Good Math, Good Engineers, and the Right Tools Beat the Hardware Hype
In finance technology the instinct when something runs slowly is to parallelize, buy GPUs, or move to the cloud. But most performance problems are not hardware problems. They are mathematical ones.

In quantitative finance there is a familiar pattern. When performance starts to lag, the instinct is to buy faster machines, rent cloud servers, or throw GPUs at the problem. The narrative is that computation is hard, so the solution must be hardware. It sounds reasonable, but it is often the wrong approach. In my experience, performance issues usually have little to do with hardware and everything to do with mathematics and design.
At Algorithmica, where we have been building quantitative systems since 1994, this lesson has repeated itself many times. Over the years I have seen a shift toward quick fixes and convenience layers, a tendency to assemble Python libraries and call it a day. Python is a wonderful language for research and experimentation, but it has also created a generation of quants who are further from the machine than ever before. They know how to use libraries, but not necessarily why they work. They can import a Fourier transform but cannot explain what it really does or how memory access patterns affect performance.
In Quantlab, our in-house platform, we chose another path. We built our own language, Qlang, which compiles directly to machine code through LLVM. It is as expressive as C++, yet avoids manual memory management and the traps that come with it. The idea was simple: give quants and developers full control of performance, but keep the productivity of a higher-level language.

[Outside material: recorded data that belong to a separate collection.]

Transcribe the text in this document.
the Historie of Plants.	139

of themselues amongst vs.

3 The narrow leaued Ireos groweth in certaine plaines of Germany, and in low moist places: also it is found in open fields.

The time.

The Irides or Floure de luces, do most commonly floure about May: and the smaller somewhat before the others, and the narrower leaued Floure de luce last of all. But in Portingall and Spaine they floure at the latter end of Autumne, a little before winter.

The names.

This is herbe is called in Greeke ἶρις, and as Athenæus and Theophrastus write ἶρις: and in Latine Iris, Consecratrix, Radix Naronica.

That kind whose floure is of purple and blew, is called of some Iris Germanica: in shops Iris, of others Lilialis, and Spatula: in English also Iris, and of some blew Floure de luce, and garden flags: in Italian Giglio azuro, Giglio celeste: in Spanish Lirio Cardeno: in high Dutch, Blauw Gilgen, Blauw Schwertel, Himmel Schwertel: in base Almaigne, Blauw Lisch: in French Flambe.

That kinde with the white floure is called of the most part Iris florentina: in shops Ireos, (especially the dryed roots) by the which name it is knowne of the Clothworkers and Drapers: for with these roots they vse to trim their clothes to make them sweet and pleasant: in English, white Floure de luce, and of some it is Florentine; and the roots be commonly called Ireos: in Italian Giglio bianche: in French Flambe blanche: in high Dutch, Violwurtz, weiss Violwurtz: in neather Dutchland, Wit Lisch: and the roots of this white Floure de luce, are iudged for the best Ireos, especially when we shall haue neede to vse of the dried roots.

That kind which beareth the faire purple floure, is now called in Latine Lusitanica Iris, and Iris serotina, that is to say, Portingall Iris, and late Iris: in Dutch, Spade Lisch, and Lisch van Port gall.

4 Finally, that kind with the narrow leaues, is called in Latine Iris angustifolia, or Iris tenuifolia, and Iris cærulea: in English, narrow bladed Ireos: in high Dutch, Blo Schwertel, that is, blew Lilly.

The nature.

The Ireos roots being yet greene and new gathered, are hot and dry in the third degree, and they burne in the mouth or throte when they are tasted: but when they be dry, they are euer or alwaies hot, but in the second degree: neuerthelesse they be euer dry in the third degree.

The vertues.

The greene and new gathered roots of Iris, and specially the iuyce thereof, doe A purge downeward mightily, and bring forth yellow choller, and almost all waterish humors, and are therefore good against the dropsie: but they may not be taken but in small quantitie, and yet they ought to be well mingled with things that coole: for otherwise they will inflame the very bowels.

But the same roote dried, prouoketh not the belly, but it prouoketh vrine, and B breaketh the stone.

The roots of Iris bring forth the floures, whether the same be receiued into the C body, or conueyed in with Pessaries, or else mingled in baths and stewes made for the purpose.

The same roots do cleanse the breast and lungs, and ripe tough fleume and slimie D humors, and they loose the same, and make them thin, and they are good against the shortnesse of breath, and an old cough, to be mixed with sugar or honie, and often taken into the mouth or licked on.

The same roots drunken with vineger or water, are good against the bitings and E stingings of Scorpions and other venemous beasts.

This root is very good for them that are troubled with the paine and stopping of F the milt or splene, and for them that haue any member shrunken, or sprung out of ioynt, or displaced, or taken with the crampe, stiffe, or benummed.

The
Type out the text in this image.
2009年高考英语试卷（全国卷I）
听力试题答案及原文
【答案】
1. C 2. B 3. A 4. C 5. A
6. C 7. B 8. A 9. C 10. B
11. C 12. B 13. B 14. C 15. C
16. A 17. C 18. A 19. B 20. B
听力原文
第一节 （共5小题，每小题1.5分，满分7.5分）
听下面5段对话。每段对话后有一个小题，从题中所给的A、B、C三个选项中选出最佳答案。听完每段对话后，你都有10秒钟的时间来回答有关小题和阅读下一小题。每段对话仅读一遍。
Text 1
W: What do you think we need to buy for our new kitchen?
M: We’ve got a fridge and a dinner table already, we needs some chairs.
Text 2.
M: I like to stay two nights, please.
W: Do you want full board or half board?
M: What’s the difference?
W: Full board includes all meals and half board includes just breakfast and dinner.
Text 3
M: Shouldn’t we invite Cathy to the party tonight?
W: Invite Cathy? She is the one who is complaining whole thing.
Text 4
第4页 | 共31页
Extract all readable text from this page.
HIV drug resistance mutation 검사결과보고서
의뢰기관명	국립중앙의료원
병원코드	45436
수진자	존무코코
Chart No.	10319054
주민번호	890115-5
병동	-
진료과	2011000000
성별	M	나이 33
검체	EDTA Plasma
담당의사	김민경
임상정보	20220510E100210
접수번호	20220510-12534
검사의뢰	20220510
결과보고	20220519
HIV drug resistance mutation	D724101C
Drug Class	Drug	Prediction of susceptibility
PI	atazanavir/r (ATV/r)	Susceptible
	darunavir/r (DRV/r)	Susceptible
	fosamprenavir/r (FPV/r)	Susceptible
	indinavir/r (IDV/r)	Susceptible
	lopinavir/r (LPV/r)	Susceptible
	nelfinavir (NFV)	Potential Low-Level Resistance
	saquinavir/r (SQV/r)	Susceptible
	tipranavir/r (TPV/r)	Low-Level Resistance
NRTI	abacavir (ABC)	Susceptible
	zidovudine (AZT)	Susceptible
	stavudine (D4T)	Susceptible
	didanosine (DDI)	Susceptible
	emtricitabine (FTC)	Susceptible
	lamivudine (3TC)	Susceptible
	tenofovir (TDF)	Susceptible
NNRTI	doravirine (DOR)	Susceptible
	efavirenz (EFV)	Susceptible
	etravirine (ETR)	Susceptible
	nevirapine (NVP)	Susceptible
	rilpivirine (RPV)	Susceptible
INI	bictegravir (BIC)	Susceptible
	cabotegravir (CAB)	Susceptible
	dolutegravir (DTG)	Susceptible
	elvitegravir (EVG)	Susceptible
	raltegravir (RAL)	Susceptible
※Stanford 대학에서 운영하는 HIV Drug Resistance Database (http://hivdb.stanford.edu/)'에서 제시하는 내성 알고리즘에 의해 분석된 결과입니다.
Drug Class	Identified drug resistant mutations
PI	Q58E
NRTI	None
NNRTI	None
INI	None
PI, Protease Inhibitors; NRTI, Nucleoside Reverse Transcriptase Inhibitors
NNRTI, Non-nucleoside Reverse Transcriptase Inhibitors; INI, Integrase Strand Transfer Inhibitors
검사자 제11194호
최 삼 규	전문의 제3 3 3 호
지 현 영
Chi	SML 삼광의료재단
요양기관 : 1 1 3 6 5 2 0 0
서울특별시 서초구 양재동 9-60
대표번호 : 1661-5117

That control matters. We recently implemented a calibration of a Heston volatility surface to S&P index options using the COS method. The mathematics behind the COS algorithm relies on Fourier transforms, concepts that date back to the 19th century but remain as elegant and powerful as ever. By combining a clean mathematical formulation with careful attention to vector operations and data locality, we reduced calibration time from twelve seconds to three-tenths of a second. No GPUs. No parallelization. No external speed-up libraries. Just solid mathematics and good engineering.
This is not a story about technology, but about mathematics. The foundation of performance lies in how well the problem itself is understood and formulated. Once the math is right, the implementation becomes straightforward. Throwing hardware at an inefficient model is like adding horsepower to a car with flat tires. You move faster for a while, but the fundamentals are still wrong.
That is not to say hardware has no place. In high-frequency trading or large-scale investment-bank systems, additional performance can be unlocked by parallelization, vectorization, or dedicated hardware. But these techniques only matter when built on a solid mathematical core. Without it, optimization becomes noise.
The point is simple. Real performance comes from understanding the mathematics and the machine. It comes from reading academic papers, challenging assumptions, and building tools that fit the problem instead of gluing together generic solutions. It comes from hiring engineers who can explain both the algorithm and the architecture.
In an age where technology is celebrated for its own sake, it is worth remembering that good mathematics still wins. Hardware amplifies; it does not create. The real leverage lies in thinking clearly, designing carefully, and coding with intent.
Sometimes, old-school mathematics, applied with modern precision, is still the fastest way forward.